The Nation, March 2, 1996
Borders, the bookstore chain that's fast eclipsing its national competition, likes to say its well-read employees are its biggest asset. Lately, those employees are insisting that the company prove it.
In December, booksellers at the Des Moines, Iowa, Borders store voted 20 to 16 to join Local 431 of the United Food and Commercial Workers Union. Galvanized by this and other successes nationwide, Borders employees in Stamford, Connecticut, will decide on January 28 whether to join the escalating movement to unionize.
Launched in 1971 in Ann Arbor, Michigan, Borders Group Inc. -- which has since gobbled up Waldenbooks, Brentano's and Planet Music -- makes much of its progressive roots and continuing liberal commitment.
It supports the N.E.A. and NPR, gives discounts to nonprofits and teachers, and boasts of its contributions to "the local community." But when it comes to its 8,000 workers, the company's gestures ring hollow.
Over the past year, the chain's profits have increased by an estimated 53 percent, and forty new stores will open in 1997. At first Borders workers enjoyed competitive pay, health and dental insurance, and profit-sharing.
But the company hasn't raised wages in five years, and starting pay averages $6.25 an hour. Employees are paying more for a new health plan with fewer doctors, and the company has ditched profit-sharing altogether.
The Des Moines store is the second Borders group to successfully organize. In October, Chicago's Lincoln Park store voted to join the U.F.C.W.

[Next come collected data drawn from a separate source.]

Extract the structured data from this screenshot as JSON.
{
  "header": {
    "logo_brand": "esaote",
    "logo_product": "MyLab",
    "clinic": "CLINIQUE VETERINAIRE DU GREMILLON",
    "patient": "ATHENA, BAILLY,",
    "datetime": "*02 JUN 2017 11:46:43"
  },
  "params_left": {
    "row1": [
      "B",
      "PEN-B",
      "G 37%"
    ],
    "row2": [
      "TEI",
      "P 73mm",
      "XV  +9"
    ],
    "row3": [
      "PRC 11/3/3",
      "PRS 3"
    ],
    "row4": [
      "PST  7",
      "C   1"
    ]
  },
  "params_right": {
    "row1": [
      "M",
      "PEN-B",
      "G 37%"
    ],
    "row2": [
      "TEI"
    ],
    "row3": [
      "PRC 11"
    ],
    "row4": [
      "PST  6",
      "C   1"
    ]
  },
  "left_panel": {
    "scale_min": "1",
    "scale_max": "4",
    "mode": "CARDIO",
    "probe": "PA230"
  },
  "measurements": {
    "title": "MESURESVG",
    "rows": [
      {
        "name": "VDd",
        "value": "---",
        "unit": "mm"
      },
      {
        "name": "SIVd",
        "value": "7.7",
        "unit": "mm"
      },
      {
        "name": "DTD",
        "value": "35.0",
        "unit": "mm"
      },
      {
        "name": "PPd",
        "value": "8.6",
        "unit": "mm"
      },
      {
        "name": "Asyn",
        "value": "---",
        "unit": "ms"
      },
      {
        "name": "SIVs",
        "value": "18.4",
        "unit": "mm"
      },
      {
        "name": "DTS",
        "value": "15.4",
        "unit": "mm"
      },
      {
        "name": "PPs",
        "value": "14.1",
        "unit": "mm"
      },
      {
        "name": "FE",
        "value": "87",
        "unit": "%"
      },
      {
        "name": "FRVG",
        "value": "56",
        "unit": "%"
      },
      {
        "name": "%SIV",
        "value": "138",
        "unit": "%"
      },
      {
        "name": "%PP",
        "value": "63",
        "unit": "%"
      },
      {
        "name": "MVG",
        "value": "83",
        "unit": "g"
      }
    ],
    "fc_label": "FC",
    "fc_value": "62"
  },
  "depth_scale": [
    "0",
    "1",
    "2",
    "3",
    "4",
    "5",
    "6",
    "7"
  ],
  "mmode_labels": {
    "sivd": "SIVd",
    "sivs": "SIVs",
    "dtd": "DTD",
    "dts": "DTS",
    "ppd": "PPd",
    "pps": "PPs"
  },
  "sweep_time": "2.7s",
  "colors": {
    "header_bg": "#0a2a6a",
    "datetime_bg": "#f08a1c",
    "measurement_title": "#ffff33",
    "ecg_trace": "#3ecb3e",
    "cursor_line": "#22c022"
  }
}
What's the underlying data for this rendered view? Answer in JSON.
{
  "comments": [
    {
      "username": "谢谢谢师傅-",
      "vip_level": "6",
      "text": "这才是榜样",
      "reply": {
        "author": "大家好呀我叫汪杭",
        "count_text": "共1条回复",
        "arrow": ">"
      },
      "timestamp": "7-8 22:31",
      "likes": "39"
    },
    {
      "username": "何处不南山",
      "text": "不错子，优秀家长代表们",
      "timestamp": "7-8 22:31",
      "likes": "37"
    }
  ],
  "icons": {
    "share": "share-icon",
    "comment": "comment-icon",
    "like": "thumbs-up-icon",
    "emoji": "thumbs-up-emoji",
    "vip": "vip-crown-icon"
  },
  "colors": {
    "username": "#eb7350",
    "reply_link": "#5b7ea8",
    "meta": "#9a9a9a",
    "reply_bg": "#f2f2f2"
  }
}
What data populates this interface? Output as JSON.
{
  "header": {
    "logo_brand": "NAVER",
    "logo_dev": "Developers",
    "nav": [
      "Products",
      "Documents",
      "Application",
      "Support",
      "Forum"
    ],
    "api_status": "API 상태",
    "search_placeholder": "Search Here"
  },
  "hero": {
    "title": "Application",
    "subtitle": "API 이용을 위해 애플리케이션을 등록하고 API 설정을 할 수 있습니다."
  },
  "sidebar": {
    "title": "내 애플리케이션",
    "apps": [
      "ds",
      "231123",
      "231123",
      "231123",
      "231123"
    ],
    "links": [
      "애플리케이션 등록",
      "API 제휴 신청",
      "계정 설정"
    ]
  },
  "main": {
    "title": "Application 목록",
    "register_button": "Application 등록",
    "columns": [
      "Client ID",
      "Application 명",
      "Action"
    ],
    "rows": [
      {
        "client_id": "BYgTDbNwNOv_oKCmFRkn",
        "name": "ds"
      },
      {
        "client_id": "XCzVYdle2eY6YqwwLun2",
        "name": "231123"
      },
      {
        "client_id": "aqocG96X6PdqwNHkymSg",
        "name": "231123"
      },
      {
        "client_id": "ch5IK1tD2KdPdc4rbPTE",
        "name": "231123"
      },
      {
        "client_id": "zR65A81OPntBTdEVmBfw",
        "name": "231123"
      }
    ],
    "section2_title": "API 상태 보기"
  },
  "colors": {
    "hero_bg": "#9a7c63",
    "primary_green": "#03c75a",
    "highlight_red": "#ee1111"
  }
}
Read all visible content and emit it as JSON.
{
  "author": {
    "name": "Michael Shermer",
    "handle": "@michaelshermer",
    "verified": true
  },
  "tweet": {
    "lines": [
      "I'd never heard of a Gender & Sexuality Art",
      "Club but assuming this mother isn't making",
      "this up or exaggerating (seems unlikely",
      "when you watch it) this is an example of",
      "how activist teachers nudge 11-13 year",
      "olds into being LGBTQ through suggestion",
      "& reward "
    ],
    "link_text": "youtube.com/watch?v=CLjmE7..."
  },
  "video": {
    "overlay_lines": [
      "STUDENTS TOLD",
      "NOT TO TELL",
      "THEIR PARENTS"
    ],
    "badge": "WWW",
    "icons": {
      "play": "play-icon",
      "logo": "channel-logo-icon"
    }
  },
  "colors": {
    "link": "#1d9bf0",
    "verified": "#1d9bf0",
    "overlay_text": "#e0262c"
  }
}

In Ann Arbor, organizers collected enough signatures to hold a National Labor Relations Board election but later cancelled it, uncertain of employee support.
Borders manipulates its hippie image and uses new-age obfuscations to derail union efforts. At stores all over the country, executives flown in from the Ann Arbor headquarters hold small, mandatory "open dialogues" where they insist that unions are "out of date" and "divisive" and will disrupt the "Borders culture."
Unions -- fine for other companies -- are a betrayal of the Borders family. "We're disappointed that they've chosen to bring in a third party," says Borders spokeswoman Jodie Kohn.
Borders has a third party of its own: Jackson, Lewis, the number-one unionbusting law firm in the country.
Following the Jackson, Lewis primer, management showcases union spending like a U.F.C.W. president's $132,000 salary (Borders C.E.O. Robert DiRomualdo rakes in more than ten times that amount), and hands out propaganda to stir up employees' strike fears.
At the Harrisburg, Pennsylvania, warehouse -- where workers voted down the union 87 to 44 the day after Des Moines voted yes -- Borders reminded workers it could "close up and go somewhere else. Supervisors would say, 'And then what would you do?'" one employee told us. (Fearing for her job, she asked that her name not be printed.)
In the long run, threats and misinformation may have hurt Borders more than the union. In Chicago, says clerk and organizer Greg Popek, the campaign "left a bad taste in everyone's mouth," making even anti-union booksellers cynical about the company. So did Borders' employment of Jackson, Lewis, famous for strong-arming janitors and nursing-home staff.
The victories in Des Moines and Chicago are laying the groundwork for a national network. Although Jodie Kohn of Borders says she hasn't heard of any other mobilization efforts, employees in Albany, St. Louis, Seattle, San Francisco, Los Angeles, Honolulu and elsewhere are beginning to fight for representation -- and, ultimately, a single contract for the entire 157-store chain.
Workers in Harrisburg and Philadelphia are planning new elections. And Borders organizers are encouraging Barnes & Noble workers to join them, and thus unionize the majority of the country's booksellers.
As Miriam Fried says, "The ultimate measure of a company's social responsibility is the way it treats its employees."
LIZA FEATHERSTONE and EMILY GORDON
Liza Featherstone is a freelance writer living in Brooklyn.
Emily Gordon is The Nation's Newspaper Guild shop steward.